Keep grass trimmed and remove debris like leaf piles, woodpiles, and ground cover near water sources. These are hiding spots for crickets and ground beetles. If you have a serious cricket problem around your home, addressing that with bait or perimeter treatments will indirectly reduce horsehair worm sightings.
Covering water troughs and pools when not in use prevents insects from reaching the water in the first place. Fine mesh screens over rain barrels and livestock tanks are a simple, chemical-free barrier.
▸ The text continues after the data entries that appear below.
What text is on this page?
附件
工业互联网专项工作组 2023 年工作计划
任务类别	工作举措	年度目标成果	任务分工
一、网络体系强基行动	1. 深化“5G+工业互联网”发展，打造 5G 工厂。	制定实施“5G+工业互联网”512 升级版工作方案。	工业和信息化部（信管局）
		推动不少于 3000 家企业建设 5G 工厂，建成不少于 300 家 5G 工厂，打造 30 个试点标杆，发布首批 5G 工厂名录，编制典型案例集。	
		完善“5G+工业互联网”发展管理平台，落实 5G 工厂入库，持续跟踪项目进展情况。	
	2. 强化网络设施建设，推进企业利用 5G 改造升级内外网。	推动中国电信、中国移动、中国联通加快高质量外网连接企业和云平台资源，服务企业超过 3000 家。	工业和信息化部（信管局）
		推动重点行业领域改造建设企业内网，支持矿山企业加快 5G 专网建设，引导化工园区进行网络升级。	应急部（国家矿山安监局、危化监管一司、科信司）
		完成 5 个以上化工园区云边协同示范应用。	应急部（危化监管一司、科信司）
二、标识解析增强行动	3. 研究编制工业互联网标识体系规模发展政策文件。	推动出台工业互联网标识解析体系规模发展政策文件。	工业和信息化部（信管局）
Why Pesticides Don’t Make Sense Here
There are no pesticides labeled for horsehair worms, and none are needed. Applying chemicals to water sources to kill a harmless organism creates far more risk than the worm itself. Horsehair worms are actually beneficial in a small way: they help control cricket and beetle populations naturally. Each worm that completes its life cycle means one fewer adult insect. If you’re finding horsehair worms regularly, it means your local cricket population is healthy enough to sustain them, and the worms are doing some of that population control for you.
Iowa State University Extension’s guidance on horsehair worms is direct: no control measures are needed. The University of California’s Integrated Pest Management program echoes this. The consensus across entomology programs is that horsehair worms are a curiosity, not a problem.